Suppose we do the two-phase analysis with the phase-two probability \(n/(N-n)\) and the single-phase analysis with the true marginal probability \(Np/(N-Np)\). We should get unbiased pseudoscore equations either way, and effectively unbiased estimators of the regression coefficients. How will the standard errors compare? There are basically three possibilities

  • the two-phase analysis is better (because it conditions on the realised \(n\))
  • the one-phase analysis is better (because there’s isn’t variation in \(\pi_i\))
  • they are the same, because the case-control setting is too simple to learn anything

I ran a simulation, with \(N=10^4\), \(p=0.05\) and standard Normal \(X\), and used logistic regression to model \(Y|X\). For the coefficient of \(X\) the two approaches gave essentially identical results. For the intercept the means were the same but there was much less variability with the one-phase analysis.

The estimated standard errors matched the simulation standard errors pretty well: for the intercept, the single-phase analysis gave a reduction in the standard error by a factor of about twenty, with no change for the coefficient of \(x\).
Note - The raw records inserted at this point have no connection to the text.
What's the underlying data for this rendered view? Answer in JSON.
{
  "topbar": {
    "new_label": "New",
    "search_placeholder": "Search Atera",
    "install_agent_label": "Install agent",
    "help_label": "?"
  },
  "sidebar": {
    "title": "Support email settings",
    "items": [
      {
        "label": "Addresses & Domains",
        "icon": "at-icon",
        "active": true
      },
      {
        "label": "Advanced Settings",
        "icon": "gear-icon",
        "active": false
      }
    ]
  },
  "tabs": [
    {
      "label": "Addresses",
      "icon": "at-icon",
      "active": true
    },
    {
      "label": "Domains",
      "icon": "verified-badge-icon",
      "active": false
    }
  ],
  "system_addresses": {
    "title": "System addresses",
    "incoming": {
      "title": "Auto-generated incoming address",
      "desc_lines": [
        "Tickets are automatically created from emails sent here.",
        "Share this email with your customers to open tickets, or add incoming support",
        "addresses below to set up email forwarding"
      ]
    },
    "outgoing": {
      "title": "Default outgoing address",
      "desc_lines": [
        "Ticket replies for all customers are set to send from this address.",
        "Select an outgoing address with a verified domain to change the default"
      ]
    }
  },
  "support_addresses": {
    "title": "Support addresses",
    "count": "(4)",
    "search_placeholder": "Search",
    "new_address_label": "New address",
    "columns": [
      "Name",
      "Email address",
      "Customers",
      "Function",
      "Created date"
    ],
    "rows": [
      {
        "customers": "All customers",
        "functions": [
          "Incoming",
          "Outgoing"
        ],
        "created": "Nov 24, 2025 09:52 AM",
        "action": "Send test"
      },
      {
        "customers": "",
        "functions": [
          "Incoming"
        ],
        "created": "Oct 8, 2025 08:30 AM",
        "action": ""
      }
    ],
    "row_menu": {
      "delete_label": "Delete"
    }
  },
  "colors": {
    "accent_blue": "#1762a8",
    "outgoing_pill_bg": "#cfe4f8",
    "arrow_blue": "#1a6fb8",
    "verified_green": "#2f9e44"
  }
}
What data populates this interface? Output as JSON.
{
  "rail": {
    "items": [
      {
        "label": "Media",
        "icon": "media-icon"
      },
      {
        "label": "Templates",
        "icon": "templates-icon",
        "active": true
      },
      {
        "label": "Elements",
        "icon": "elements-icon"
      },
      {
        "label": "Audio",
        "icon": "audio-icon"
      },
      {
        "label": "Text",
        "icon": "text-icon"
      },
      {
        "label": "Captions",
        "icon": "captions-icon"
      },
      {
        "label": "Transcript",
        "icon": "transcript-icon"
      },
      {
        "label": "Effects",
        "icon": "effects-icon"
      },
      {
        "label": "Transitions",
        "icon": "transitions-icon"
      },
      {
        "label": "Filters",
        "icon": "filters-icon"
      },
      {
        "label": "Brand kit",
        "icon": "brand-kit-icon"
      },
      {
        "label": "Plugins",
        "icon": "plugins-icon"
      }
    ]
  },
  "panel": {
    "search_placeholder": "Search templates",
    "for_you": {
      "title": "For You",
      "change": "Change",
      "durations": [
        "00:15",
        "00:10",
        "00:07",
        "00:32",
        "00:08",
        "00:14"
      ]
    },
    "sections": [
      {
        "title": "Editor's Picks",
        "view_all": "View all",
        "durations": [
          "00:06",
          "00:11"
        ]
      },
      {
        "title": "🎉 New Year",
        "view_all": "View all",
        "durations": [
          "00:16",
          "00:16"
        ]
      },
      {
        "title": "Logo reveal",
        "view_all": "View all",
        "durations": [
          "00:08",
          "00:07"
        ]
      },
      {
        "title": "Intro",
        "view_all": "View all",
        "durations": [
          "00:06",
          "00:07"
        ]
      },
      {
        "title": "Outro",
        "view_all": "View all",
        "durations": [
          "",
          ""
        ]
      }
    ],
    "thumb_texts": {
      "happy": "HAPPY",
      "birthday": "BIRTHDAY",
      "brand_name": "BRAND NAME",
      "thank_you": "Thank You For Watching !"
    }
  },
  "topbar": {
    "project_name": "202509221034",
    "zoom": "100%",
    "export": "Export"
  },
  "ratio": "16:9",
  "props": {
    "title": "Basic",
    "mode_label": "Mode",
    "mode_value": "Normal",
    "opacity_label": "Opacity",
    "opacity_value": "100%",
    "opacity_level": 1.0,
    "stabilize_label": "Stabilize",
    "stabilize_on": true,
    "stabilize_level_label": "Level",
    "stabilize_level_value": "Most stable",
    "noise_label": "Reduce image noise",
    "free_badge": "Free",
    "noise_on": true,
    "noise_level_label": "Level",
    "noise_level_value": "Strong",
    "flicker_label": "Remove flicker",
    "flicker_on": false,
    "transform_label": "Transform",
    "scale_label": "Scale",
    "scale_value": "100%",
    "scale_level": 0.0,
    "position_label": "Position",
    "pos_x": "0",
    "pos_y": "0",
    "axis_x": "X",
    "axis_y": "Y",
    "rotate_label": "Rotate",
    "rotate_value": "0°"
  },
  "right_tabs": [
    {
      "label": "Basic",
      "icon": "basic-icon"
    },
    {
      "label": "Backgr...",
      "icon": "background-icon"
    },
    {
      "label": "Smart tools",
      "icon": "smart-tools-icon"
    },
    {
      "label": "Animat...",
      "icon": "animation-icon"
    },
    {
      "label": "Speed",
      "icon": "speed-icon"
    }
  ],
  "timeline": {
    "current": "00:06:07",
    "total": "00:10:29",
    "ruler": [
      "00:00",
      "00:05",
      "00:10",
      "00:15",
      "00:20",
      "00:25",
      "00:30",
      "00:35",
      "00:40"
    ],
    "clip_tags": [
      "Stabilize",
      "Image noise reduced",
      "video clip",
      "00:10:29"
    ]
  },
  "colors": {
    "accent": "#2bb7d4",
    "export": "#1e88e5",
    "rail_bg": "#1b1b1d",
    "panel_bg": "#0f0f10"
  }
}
This isn’t all that exciting: we know the intercept is weird in case-control logistic regression, and we do in fact have a very good phase-one estimate of the prevalence of \(Y=1\). It’s still a bit interesting in that it’s a tractable example showing that the two analysis approaches can differ. The same sort of phenomenon will happen for the coefficients of matching variables in frequency-matched logistic regression for the same reason; they are basically intercepts.